I believe that this is also in the interests of the rest of the world.  It suffices to look at the extent to which the Euro crisis set off panic on the other continents, even if they do not always say so publicly.  For the past two years, whenever I travel to China, India, the United States or Brazil, the first questions asked by those I encounter in private meetings concern the crisis of the Euro: “Are we moving towards a breakdown?  Because, you must know this, the impact would be disastrous for us.”  I cite this recent example to show that Europe’s experience is still the only attempt in the world to build a supranational authority whose implications are shared jointly.
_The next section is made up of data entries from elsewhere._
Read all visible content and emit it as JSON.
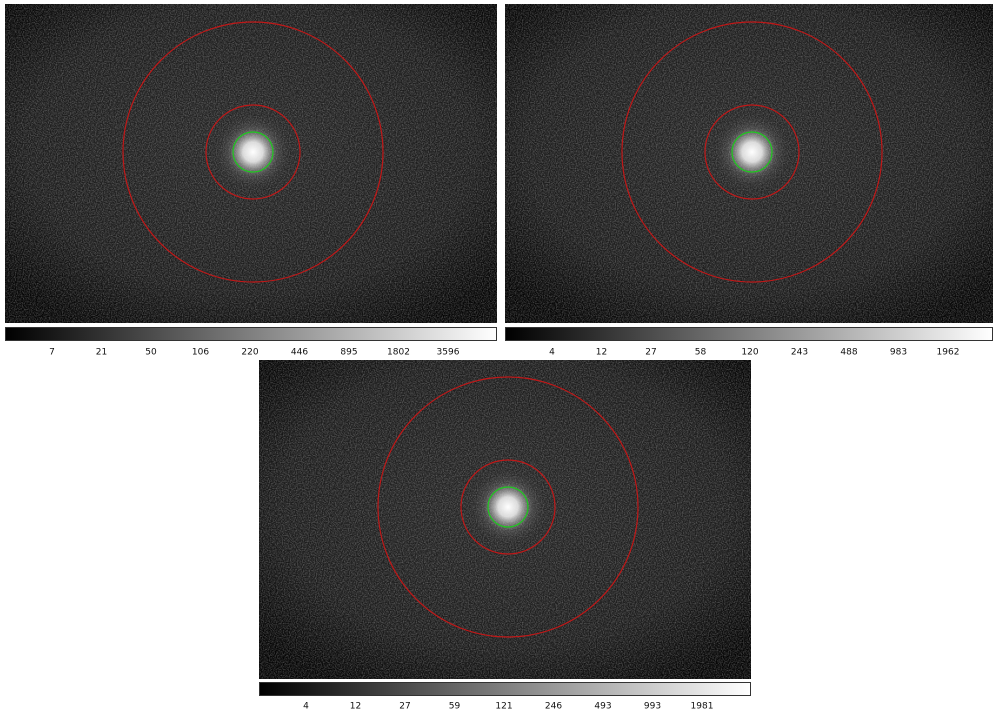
{
  "panels": [
    {
      "colorbar_ticks": [
        7,
        21,
        50,
        106,
        220,
        446,
        895,
        1802,
        3596
      ]
    },
    {
      "colorbar_ticks": [
        4,
        12,
        27,
        58,
        120,
        243,
        488,
        983,
        1962
      ]
    },
    {
      "colorbar_ticks": [
        4,
        12,
        27,
        59,
        121,
        246,
        493,
        993,
        1981
      ]
    }
  ]
}
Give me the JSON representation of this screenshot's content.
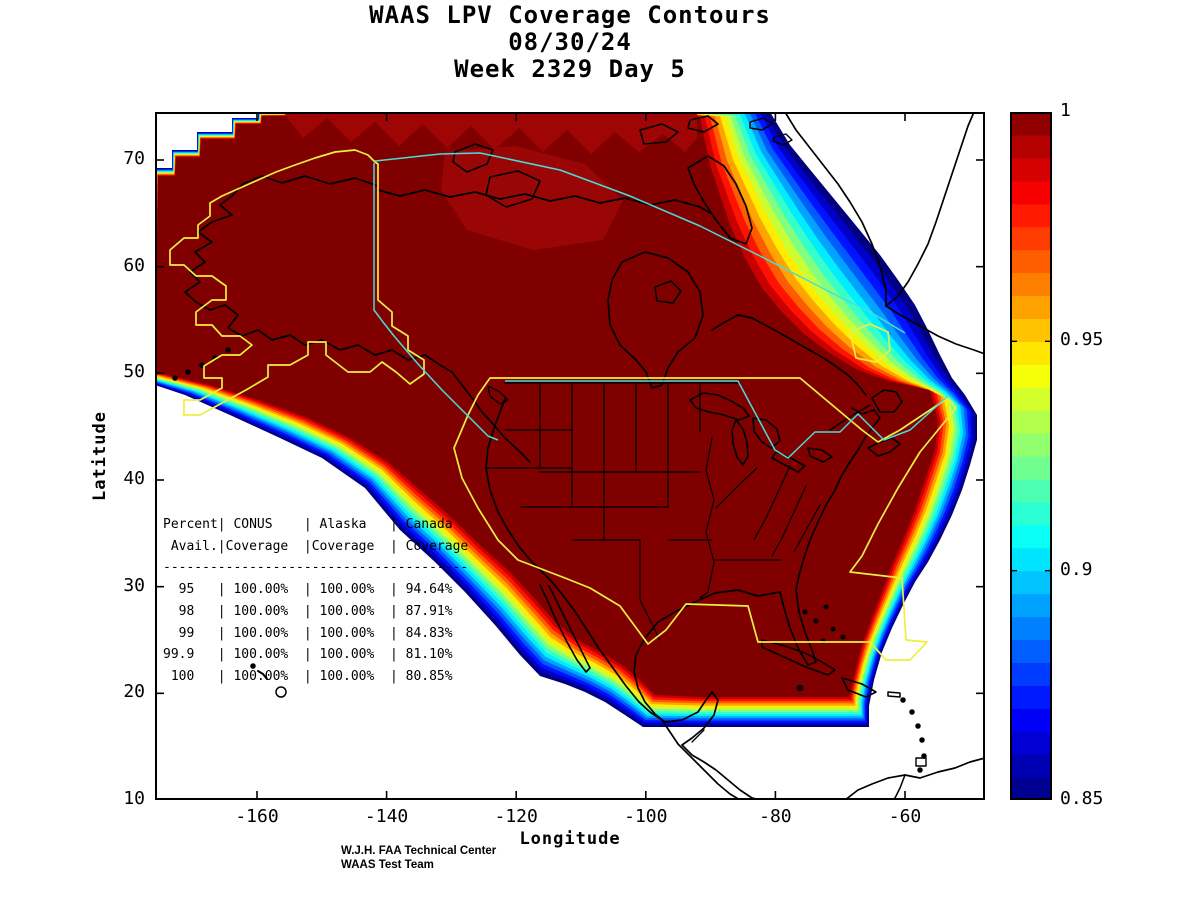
{
  "title": {
    "line1": "WAAS LPV Coverage Contours",
    "line2": "08/30/24",
    "line3": "Week 2329 Day 5"
  },
  "axes": {
    "xlabel": "Longitude",
    "ylabel": "Latitude",
    "xticks": [
      -160,
      -140,
      -120,
      -100,
      -80,
      -60
    ],
    "yticks": [
      70,
      60,
      50,
      40,
      30,
      20,
      10
    ],
    "xrange": [
      -176,
      -48
    ],
    "yrange": [
      10,
      75
    ]
  },
  "colorbar": {
    "min": 0.85,
    "max": 1,
    "ticks": [
      1,
      0.95,
      0.9,
      0.85
    ],
    "tick_labels": [
      "1",
      "0.95",
      "0.9",
      "0.85"
    ],
    "colormap": "jet",
    "steps": 30
  },
  "coverage_table": {
    "lines": [
      "Percent| CONUS    | Alaska   | Canada",
      " Avail.|Coverage  |Coverage  | Coverage",
      "---------------------------------------",
      "  95   | 100.00%  | 100.00%  | 94.64%",
      "  98   | 100.00%  | 100.00%  | 87.91%",
      "  99   | 100.00%  | 100.00%  | 84.83%",
      "99.9   | 100.00%  | 100.00%  | 81.10%",
      " 100   | 100.00%  | 100.00%  | 80.85%"
    ]
  },
  "footer": {
    "line1": "W.J.H. FAA Technical Center",
    "line2": "WAAS Test Team"
  },
  "map_overlays": {
    "yellow_boundary_color": "#efef40",
    "cyan_boundary_color": "#48dcdc",
    "coastline_color": "#000000",
    "core_color": "#800000",
    "no_data_color": "#ffffff"
  },
  "chart_data": {
    "type": "heatmap",
    "title": "WAAS LPV Coverage Contours",
    "date": "08/30/24",
    "week": 2329,
    "day": 5,
    "xlabel": "Longitude",
    "ylabel": "Latitude",
    "xlim": [
      -176,
      -48
    ],
    "ylim": [
      10,
      75
    ],
    "colorbar_range": [
      0.85,
      1
    ],
    "colormap": "jet",
    "coverage_stats": {
      "columns": [
        "Percent Avail.",
        "CONUS Coverage",
        "Alaska Coverage",
        "Canada Coverage"
      ],
      "rows": [
        [
          "95",
          "100.00%",
          "100.00%",
          "94.64%"
        ],
        [
          "98",
          "100.00%",
          "100.00%",
          "87.91%"
        ],
        [
          "99",
          "100.00%",
          "100.00%",
          "84.83%"
        ],
        [
          "99.9",
          "100.00%",
          "100.00%",
          "81.10%"
        ],
        [
          "100",
          "100.00%",
          "100.00%",
          "80.85%"
        ]
      ]
    }
  }
}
I do not suggest that the European experience, with its very specific historical parameters, can be reproduced.  I explain this to African, Asian and Latin American leaders.  In order to invent a political system with sufficient legitimacy, Europeans must continue with the unprecedented construction of a political area that goes beyond the traditional, Westphalian band of Nation States.  I am convinced that this attempt is vital for the future.  For the Europeans, but also for the others.  It is one of the elements that will determine whether the world, your world, will be better or worse in 2030 than it is today.

All these questions lie within your hands.  It is up to your generation to find the responses.  To return to the route you will take in this institute, I hope that you, or at least one of you, will find themselves in my shoes in 40 years.  Even at the express invitation of the Science Po authorities in those far-off days, I doubt that I will be able to be here.  But I hope that one of you, in my place, will undertake the same exercise as I am today and will draw a broad picture of the world as it will be then.  Thanks to the tools you will have during your years of study, thanks to the understanding of the world you will have gained, it will be up to one of you who is given the opportunity to show whether mankind’s capacity to lessen unhappiness and injustice has made progress.

I am one of those who believes that this human effort is possible and I hope that you will embark on the task energetically and without delay.